ÉCLAIRAGE

Seize mois après le désastre d'Osaka, où les Belges terminèrent derniers de leur poule qualificative et ratèrent ainsi largement leur ticket pour les Jeux olympiques, les Diables Rouges s'attaquent mardi à un nouveau grand tournoi : le World Cup Qualifier selon la dénomination officielle de la FIH, autrefois dénommé Coupe Intercontinentale, à Edimbourg.

Depuis Osaka, pas mal d'eau a coulé sous les ponts. L'équipe a été considérablement rajeunie, a changé de capitaine et d'entraîneur. Elle se prépare d'ailleurs à un nouveau changement de coach, puisque le responsable actuel, le Hollandais Bart van Lith, a annoncé qu'il mettrait un terme à ses fonctions après Edimbourg. Il n'est pas certain que cette nouvelle tombe à un moment psychologiquement bien choisi, mais au moins, les choses sont désormais claires...

Dans cette compétition qui leur avait souri il y a huit ans en Pologne, mais qui les avait boudés il y a quatre ans dans la fournaise de Kuala Lumpur, les Belges ne sont pas dépourvus d'arguments. Pourtant, les résultats de la campagne de préparation ont été, c'est le moins qu'on puisse dire, en dents de scie. Après une victoire sensationnelle sur le Pakistan (2-1), l'équipe belge a touché le fond une semaine après, s'inclinant successivement contre les juniors allemands, les juniors hollandais et l'Autriche, qui pourtant ne représentent strictement rien sur la planète hockey. La semaine dernière, les Diables ont affronté deux fois le Canada, une formation théoriquement du même niveau qu'eux. Résultat : un match nul (en forçant 11 pc contre zéro !) et une courte défaite avec... deux buts sur penalty corner. Ce parcours d'entraînement s'est terminé ce dimanche à Edimbourg, où les Belges avaient débarqué le matin même, contre l'Espagne. Résultat : 0-6. S'il est exact que les mauvaises répétitions générales engendrent les grandes premières, nous sommes bien partis!

LE SOUVENIR DE DUBLIN

Comme en 1995, au championnat d'Europe à Dublin - pas si loin d'Edimbourg - les Diables Rouges débarquent avec beaucoup de points d'interrogation dans la tête. A Dublin, cela ne leur avait pas trop mal réussi puisqu'ils étaient revenus avec une splendide quatrième place. Ici cependant, les Belges n'auront pas droit à l'erreur. Ils doivent s'extirper d'un groupe à quatre qui comprend l'Argentine, en principe plus forte qu'eux; le Bangladesh, en principe plus faible; et surtout la France, une équipe qui leur a plutôt bien réussi ces dernières années, mais qui a mis les petits plats dans les grands pour réussir ce tournoi: ses joueurs sortent d'un stage de quatre mois !

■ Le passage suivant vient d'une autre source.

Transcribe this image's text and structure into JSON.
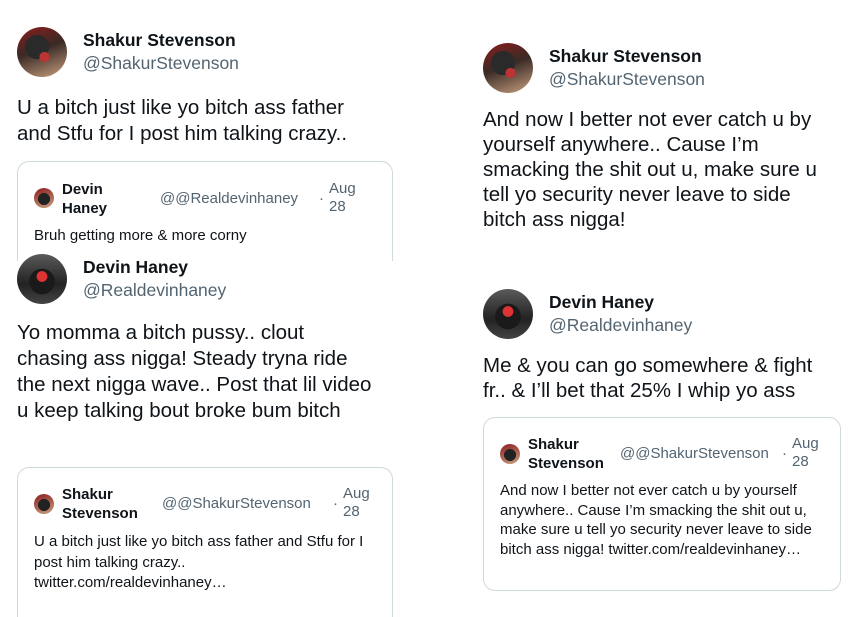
{
  "tweets": [
    {
      "name": "Shakur Stevenson",
      "handle": "@ShakurStevenson",
      "text": "U a bitch just like yo bitch ass father and Stfu for I post him talking crazy..",
      "quote": {
        "name": "Devin Haney",
        "handle": "@@Realdevinhaney",
        "dot": "·",
        "date": "Aug 28",
        "text": "Bruh getting more & more corny"
      }
    },
    {
      "name": "Shakur Stevenson",
      "handle": "@ShakurStevenson",
      "text": "And now I better not ever catch u by yourself anywhere.. Cause I’m smacking the shit out u, make sure u tell yo security never leave to side bitch ass nigga!"
    },
    {
      "name": "Devin Haney",
      "handle": "@Realdevinhaney",
      "text": "Yo momma a bitch pussy.. clout chasing ass nigga! Steady tryna ride the next nigga wave.. Post that lil video u keep talking bout broke bum bitch",
      "quote": {
        "name": "Shakur Stevenson",
        "handle": "@@ShakurStevenson",
        "dot": "·",
        "date": "Aug 28",
        "text": "U a bitch just like yo bitch ass father and Stfu for I post him talking crazy.. twitter.com/realdevinhaney…"
      }
    },
    {
      "name": "Devin Haney",
      "handle": "@Realdevinhaney",
      "text": "Me & you can go somewhere & fight fr.. & I’ll bet that 25% I whip yo ass",
      "quote": {
        "name": "Shakur Stevenson",
        "handle": "@@ShakurStevenson",
        "dot": "·",
        "date": "Aug 28",
        "text": "And now I better not ever catch u by yourself anywhere.. Cause I’m smacking the shit out u, make sure u tell yo security never leave to side bitch ass nigga! twitter.com/realdevinhaney…"
      }
    }
  ]
}
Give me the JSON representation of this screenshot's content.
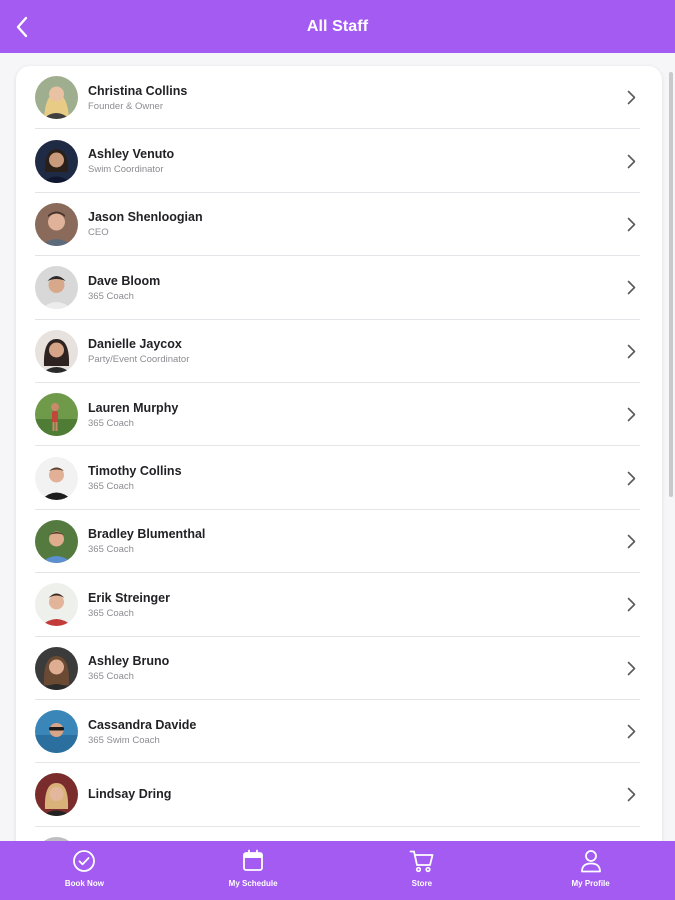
{
  "header": {
    "title": "All Staff"
  },
  "staff": [
    {
      "name": "Christina Collins",
      "role": "Founder & Owner"
    },
    {
      "name": "Ashley Venuto",
      "role": "Swim Coordinator"
    },
    {
      "name": "Jason Shenloogian",
      "role": "CEO"
    },
    {
      "name": "Dave Bloom",
      "role": "365 Coach"
    },
    {
      "name": "Danielle Jaycox",
      "role": "Party/Event Coordinator"
    },
    {
      "name": "Lauren Murphy",
      "role": "365 Coach"
    },
    {
      "name": "Timothy Collins",
      "role": "365 Coach"
    },
    {
      "name": "Bradley Blumenthal",
      "role": "365 Coach"
    },
    {
      "name": "Erik Streinger",
      "role": "365 Coach"
    },
    {
      "name": "Ashley Bruno",
      "role": "365 Coach"
    },
    {
      "name": "Cassandra Davide",
      "role": "365 Swim Coach"
    },
    {
      "name": "Lindsay Dring",
      "role": ""
    }
  ],
  "nav": {
    "items": [
      {
        "label": "Book Now",
        "icon": "check-circle-icon"
      },
      {
        "label": "My Schedule",
        "icon": "calendar-icon"
      },
      {
        "label": "Store",
        "icon": "cart-icon"
      },
      {
        "label": "My Profile",
        "icon": "user-icon"
      }
    ]
  },
  "colors": {
    "brand": "#a35bf2",
    "card": "#ffffff",
    "divider": "#e4e4e8"
  }
}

C'est précisément contre la France que les Diables Rouges ouvriront le bal. Il leur faudra donc être immédiatement au point, car comme le dit leur coach hollandais: «Si nous perdons contre la France, nous pouvons rentrer à la maison».

Et recommencer tout au bas de l'échelle, soit un retour de quelque dix ans en arrière... On n'ose y penser.